While every national sports governing body from basketball and soccer to hockey and football actively discourages parents from adopting a “my kid will one day play in the – insert desired pro league here – philosophy,” there’s no question that participation in youth sports serves as a viable resume builder and, in the case of certain sports, as a possible vehicle toward college scholarships. As such, the allure of youth sports travel is as much a part of personal growth as it is a potential positive step toward supporting their young athletes’ futures, a scenario which only serves to contribute to the viability of sports tourism.
And despite the many studies that verify how year-‘round youth participation in several sports are optimal for individual development, recent trends have shown a major uptick in families encouraging their children to participate and specialize in a particular sport. Parents are beginning to steer their children toward such ‘niche sports’ as gymnastics, cheerleading, swimming, ice hockey, field hockey, lacrosse and rugby. And to fuel that participation, mom and dad are now investing more money into their children’s athletic development, training and competitions; all of which continues to fuel the industry.
Members of the West Chester University women’s club ice hockey team dine at a Northern Virginia restaurant while in town for the American Collegiate Hockey Association National Championship Tournament.
Available across virtually every sport in the spectrum, fantasy sports camps typically run from three to eight days, with prices ranging from $1,000 on the low end to $20,000 for the truly elite experience. Price tags often correlate with the fame quotient of the athletes involved, as well as the high-end perks, the ultimate attraction of which is the opportunity to compete with and against and schmooze with your sports heroes, receive state-of-the-art instruction and walk away with a variety of mementoes and swag which often includes video highlight reels, personalized uniforms and trading cards – not to mention plenty of selfies and autographs.
Yet while the up-front dollars typically go directly to the camp operators (and indirectly to the participating athletes), the time and money spend on lodging as well as the unique opportunity to share dinner and drinks with your heroes serves to support the local economy while creating personal memories that last a lifetime.
And then, of course, there’s the spectator sports element. Who among us has not travelled – at least once in our lifetimes – to an away stadium or arena to watch our favorite team compete in another city?
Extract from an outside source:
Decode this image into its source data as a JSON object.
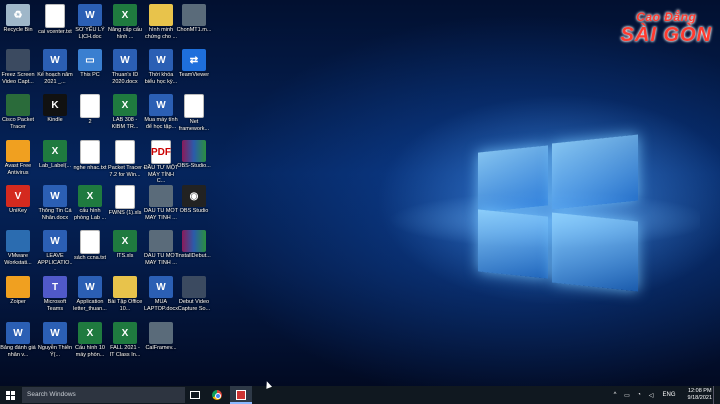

Along the way, we’re fueling up in gas stations, sampling the regional cuisine, purchasing sundries at convenient stores and sleeping in local hotels.
Consider, for a moment, the impact of an event as seemingly obscure as the Forrest Wood Bass Fishing Cup in Columbia/Lake Murry South Carolina, winner of the 2015 Sports Destination Management Economic Impact Award for Sports Tourism. A four-day competition, the event drew 43,000 spectators, employed the services of 12 different infrastructure service providers, engaged 40 local barbecue chefs, generated more than 9,900 hotel room nights and created total economic impact figures of more than $25 million.
And that’s just one event, in one city, once a year.
Multiple that by thousands, and the evidence is clear – sports tourism is powerful, impactful and here to stay.